Le diabète est une maladie connue depuis l’Antiquité. Caractérisée par la présence de sucre dans les urines, ce n’est qu’à la fin du XIXe siècle que plusieurs chercheurs ont mis en évidence le lien entre cette maladie et un dysfonctionnement du pancréas. En 1855, Claude Bernard, médecin et physiologiste français, décrit le rôle du foie qui met le glucose en réserve sous forme de glycogène et peut le retransformer en glucose en cas de besoin. En 1869, l’étudiant en médecine allemand Paul Langerhans découvre que le pancréas contient, à côté des cellules sécrétant le suc pancréatique, d’autres cellules, regroupées en îlots. Elles porteront son nom : les îlots de Langerhans. Il n’en connaît cependant pas la fonction.
L’établissement du lien entre pancréas et diabète
Il faut attendre 1889 pour que le lien entre pancréas et diabète de type 1 (diabète lié à une production insuffisante voire nulle d’insuline par l’organisme) soit établi expérimentalement par deux médecins allemands, Oskar Minkowski et Josef Von Mering. Ils montrent que le fait de supprimer le pancréas chez un chien provoque l’apparition d’un diabète de type 1, et qu’en lui greffant ensuite un morceau de pancréas, l’excès de sucre disparaît. Ils en déduisent donc que le pancréas contient une substance capable de diminuer la concentration élevée de glucose dans le sang des diabétiques. Cependant, ils ne savent pas précisément quelles cellules produisent cette substance.
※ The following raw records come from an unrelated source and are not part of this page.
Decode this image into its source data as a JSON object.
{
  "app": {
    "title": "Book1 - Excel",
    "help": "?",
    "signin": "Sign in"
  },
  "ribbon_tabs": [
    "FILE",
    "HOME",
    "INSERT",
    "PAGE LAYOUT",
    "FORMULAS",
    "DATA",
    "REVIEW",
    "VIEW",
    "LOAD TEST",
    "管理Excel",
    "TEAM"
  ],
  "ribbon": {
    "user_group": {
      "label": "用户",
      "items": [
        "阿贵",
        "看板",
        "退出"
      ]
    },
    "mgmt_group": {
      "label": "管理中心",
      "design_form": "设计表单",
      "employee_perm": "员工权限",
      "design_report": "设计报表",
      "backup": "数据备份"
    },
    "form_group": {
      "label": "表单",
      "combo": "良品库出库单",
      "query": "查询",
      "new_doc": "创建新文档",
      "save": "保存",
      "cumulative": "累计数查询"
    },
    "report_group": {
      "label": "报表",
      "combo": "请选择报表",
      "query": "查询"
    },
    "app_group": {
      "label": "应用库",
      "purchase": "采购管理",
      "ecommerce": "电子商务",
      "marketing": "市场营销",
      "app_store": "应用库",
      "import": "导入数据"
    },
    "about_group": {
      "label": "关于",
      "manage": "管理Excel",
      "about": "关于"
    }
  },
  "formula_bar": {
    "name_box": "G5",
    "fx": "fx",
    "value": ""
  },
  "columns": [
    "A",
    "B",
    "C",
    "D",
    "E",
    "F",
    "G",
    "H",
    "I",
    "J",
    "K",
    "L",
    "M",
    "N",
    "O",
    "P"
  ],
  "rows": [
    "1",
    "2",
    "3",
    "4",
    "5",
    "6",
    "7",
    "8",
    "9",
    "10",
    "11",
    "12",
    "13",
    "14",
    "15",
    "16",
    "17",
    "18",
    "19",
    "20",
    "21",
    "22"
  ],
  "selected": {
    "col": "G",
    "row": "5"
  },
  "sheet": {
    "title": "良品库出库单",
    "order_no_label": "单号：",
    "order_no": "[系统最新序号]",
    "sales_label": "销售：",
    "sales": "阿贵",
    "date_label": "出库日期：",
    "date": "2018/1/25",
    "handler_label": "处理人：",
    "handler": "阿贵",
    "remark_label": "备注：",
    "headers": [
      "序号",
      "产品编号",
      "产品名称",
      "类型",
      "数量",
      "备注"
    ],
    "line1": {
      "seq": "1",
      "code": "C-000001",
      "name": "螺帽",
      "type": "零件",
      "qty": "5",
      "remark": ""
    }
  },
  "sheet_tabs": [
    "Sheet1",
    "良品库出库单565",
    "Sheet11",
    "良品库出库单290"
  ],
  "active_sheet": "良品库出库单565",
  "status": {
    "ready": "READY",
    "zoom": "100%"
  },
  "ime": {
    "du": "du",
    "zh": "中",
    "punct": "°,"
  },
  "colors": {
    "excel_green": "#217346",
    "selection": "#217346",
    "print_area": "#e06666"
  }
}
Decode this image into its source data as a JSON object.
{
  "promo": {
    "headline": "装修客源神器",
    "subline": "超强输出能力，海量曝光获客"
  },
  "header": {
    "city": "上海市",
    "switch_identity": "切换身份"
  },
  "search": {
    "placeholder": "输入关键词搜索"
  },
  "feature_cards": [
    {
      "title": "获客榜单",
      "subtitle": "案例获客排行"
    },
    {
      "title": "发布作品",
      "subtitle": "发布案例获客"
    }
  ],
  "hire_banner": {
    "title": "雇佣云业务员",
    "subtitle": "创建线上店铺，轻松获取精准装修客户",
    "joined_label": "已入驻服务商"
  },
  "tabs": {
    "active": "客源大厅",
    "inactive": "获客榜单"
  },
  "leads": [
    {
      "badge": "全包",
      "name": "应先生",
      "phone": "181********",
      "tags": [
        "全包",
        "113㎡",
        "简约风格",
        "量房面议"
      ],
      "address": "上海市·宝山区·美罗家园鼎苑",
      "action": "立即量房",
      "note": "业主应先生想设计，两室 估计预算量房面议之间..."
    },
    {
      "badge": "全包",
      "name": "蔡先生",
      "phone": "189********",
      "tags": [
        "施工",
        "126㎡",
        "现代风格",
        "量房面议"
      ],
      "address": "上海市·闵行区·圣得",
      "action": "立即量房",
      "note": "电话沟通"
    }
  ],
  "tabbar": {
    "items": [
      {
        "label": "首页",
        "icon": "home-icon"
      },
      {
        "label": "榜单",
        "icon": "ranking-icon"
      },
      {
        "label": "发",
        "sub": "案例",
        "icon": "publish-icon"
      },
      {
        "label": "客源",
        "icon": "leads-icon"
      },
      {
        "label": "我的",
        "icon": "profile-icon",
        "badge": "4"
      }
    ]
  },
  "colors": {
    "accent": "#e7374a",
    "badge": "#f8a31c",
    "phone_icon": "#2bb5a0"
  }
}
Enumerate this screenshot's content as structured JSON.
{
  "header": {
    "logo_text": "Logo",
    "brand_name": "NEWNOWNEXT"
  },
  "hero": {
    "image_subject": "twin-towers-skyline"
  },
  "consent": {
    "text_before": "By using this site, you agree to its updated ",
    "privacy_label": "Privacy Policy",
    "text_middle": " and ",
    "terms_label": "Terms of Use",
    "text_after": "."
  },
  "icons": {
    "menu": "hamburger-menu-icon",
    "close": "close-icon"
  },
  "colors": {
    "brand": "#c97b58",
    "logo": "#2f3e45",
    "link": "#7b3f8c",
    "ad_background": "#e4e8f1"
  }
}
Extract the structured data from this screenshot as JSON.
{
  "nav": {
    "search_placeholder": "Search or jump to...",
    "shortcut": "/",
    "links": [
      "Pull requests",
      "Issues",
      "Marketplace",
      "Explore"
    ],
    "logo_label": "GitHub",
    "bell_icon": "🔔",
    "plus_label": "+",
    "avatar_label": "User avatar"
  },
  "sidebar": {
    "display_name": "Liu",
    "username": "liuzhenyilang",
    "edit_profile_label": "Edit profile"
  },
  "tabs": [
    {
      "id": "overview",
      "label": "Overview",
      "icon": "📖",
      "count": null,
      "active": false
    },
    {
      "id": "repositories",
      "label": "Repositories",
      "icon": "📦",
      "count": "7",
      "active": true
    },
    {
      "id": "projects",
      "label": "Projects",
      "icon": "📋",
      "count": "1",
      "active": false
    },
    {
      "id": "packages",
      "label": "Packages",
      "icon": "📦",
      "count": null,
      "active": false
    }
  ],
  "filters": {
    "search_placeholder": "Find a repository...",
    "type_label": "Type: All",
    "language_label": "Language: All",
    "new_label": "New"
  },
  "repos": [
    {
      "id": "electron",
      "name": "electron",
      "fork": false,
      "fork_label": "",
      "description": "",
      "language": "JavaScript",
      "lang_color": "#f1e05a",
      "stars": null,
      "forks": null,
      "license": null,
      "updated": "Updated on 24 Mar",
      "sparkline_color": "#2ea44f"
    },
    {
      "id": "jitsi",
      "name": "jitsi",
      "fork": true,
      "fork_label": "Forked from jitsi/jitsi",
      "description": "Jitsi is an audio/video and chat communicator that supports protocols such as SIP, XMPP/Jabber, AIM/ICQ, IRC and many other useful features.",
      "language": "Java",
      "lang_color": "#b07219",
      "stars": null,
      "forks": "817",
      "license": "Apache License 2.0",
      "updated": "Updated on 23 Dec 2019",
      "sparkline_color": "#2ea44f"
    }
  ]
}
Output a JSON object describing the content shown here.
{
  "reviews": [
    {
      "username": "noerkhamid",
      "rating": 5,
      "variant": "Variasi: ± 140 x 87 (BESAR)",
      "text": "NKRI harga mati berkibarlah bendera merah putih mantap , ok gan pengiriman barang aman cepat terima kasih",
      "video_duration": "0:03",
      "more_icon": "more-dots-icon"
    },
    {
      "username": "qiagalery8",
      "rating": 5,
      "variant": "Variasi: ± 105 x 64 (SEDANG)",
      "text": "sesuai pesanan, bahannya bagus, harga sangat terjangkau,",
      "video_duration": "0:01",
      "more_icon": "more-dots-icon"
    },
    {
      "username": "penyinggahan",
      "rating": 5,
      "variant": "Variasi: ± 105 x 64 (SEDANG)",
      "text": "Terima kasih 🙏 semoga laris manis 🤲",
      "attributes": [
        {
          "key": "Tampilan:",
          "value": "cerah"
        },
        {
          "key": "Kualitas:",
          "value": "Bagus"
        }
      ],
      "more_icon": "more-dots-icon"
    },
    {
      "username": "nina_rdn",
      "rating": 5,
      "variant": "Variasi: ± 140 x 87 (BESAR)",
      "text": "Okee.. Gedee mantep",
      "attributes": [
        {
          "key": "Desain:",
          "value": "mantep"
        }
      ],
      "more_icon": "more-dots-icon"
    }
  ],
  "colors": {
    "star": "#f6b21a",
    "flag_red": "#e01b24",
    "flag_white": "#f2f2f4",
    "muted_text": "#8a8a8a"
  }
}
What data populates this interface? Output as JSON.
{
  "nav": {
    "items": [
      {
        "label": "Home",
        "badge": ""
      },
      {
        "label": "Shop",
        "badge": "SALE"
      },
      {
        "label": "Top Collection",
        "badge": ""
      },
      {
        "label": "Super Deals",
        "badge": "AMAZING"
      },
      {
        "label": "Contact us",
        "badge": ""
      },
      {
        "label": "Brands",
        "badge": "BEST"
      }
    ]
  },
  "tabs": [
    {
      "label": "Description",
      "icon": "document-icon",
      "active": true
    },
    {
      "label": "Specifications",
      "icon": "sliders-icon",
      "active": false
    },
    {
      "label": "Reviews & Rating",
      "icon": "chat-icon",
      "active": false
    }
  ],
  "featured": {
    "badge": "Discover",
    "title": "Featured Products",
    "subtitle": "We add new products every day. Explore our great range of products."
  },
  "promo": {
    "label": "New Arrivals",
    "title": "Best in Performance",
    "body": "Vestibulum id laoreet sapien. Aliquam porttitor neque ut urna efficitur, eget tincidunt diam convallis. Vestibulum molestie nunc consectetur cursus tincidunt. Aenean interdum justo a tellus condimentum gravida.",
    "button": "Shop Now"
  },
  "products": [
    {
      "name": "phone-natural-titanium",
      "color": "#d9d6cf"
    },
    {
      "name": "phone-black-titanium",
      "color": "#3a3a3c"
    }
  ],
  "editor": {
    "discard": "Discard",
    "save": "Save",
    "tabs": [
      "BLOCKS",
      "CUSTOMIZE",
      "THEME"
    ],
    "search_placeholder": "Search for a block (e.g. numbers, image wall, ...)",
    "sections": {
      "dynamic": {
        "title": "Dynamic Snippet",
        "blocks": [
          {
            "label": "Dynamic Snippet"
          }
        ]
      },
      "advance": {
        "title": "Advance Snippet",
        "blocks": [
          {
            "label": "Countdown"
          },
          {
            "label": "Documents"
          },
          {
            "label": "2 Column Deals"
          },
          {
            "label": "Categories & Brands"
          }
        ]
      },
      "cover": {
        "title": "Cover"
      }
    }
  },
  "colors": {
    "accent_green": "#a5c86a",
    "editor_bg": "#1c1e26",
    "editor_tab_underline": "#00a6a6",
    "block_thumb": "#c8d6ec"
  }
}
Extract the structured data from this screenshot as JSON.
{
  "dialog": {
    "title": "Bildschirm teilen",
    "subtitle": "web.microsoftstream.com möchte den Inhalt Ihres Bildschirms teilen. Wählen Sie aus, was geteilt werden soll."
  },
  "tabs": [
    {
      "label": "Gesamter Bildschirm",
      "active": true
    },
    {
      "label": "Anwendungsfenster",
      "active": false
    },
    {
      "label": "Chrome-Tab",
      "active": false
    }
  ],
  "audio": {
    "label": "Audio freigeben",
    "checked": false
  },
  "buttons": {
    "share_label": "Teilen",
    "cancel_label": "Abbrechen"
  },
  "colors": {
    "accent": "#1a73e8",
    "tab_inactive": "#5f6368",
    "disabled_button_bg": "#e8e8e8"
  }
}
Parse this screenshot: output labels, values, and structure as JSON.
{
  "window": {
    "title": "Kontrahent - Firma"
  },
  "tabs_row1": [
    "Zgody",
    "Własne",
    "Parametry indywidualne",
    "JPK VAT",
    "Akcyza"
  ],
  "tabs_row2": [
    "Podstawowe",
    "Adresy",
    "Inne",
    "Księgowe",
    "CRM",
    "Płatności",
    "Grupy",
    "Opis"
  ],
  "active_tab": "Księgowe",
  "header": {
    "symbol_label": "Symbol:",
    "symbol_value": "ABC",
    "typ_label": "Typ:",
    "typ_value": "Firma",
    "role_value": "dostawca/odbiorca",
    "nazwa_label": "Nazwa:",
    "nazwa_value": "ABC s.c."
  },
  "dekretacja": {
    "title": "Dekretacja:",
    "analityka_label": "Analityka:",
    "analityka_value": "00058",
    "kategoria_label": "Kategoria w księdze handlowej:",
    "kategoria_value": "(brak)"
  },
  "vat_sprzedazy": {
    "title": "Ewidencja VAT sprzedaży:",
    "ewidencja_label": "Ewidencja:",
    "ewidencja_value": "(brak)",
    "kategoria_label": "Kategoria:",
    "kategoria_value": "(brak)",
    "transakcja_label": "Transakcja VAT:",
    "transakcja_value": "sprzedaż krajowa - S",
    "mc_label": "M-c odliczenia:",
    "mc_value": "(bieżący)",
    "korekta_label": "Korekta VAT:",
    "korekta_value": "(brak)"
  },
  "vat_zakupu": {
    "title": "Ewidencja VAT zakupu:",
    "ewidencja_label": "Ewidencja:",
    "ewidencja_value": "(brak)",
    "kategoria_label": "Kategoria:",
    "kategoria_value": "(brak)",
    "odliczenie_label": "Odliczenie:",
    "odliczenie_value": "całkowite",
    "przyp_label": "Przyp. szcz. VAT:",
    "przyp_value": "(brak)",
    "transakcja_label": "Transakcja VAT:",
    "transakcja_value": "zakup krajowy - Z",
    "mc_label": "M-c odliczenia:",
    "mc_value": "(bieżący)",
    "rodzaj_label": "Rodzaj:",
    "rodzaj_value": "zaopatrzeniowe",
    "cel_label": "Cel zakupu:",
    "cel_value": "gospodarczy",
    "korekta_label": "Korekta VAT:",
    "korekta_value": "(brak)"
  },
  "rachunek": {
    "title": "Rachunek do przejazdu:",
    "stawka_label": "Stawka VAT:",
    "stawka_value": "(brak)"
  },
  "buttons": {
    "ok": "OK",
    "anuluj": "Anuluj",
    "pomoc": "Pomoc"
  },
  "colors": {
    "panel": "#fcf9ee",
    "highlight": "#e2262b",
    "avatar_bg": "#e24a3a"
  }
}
Ce n’est qu’en 1893 qu’un professeur à la faculté de médecine de Lille, Édouard Laguesse, suggère que les îlots de Langherans sont responsables de cette sécrétion interne du pancréas qui pourrait réguler la concentration de glucose dans le sang et les urines. Le mot « insuline » est utilisé pour la première fois en 1909 par un physiologiste belge, Jean De Meyer, pour nommer la substance libérée par les îlots de Langerhans. « On parle toujours de la découverte de l’insuline mais, comme toutes les découvertes, elle ne s’est pas faite à un moment précis. C’est une continuité de travaux qui y ont abouti » souligne William Rostène, neuroendocrinologiste et chercheur à l’Inserm. Il précise : « Dans les années 1900, la France, l’Allemagne, les États-Unis et l’Angleterre étaient avancés sur le sujet. C’est par hasard que la découverte est venue du Canada. Ce qui est fabuleux dans cette histoire, c’est la vitesse à laquelle l’équipe y est parvenue. »
Une équipe de précurseurs
Tout a commencé au cours de l’année 1919. Blessé par un éclat d’obus pendant la Première Guerre mondiale, Frederick Banting, alors chirurgien orthopédiste, part s’installer à London (Canada) comme praticien libéral. Parallèlement, il travaille à temps partiel à l’université de Western Ontario. Dans le cadre de son poste d’enseignant, il s’intéresse à un article scientifique évoquant les relations entre les îlots de Langerhans et le diabète. Il se met en tête de travailler sur le sujet. Pour mener ses recherches, il est dirigé vers le laboratoire de John Macleod, un professeur écossais, qui met à sa disposition un petit laboratoire ainsi que douze chiens pour effectuer des ablations du pancréas. En novembre, un biochimiste renommé spécialisé dans la purification des protéines, James Collip, se joint à l’équipe et permet par son travail une amélioration significative des résultats. De son côté, Banting, qui a grandi dans une ferme, a l’idée d’utiliser des pancréas de veau, lui permettant d’en avoir en plus grande quantité. « Cette idée a été décisive. Elle a ensuite été utilisée pendant 40 ans ». L’utilisation de pancréas de veau, couplée à l’amélioration de la purification des extraits de pancréas, va permettre à ces chercheurs de montrer qu’un chien devenu diabétique par suppression du pancréas peut survivre plusieurs semaines après administration d’un extrait pancréatique. Banting présente ces premiers résultats au Congrès de la société américaine de physiologie le 30 décembre 1921. Neuf mois après, ce sont des extraits pancréatiques de bœuf qui permettront de sauver un jeune malade, admis à l’hôpital en coma diabétique. En 1923, Banting et Macleod se voient décerner le prix Nobel de Médecine pour leur découverte. La même année, des laboratoires se lancent dans la production d’insuline extraite de pancréas de bœuf et de porc. Grâce à l’équipe de Toronto, les malades atteints de diabète de type 1 ont désormais un espoir de vivre avec leur diabète.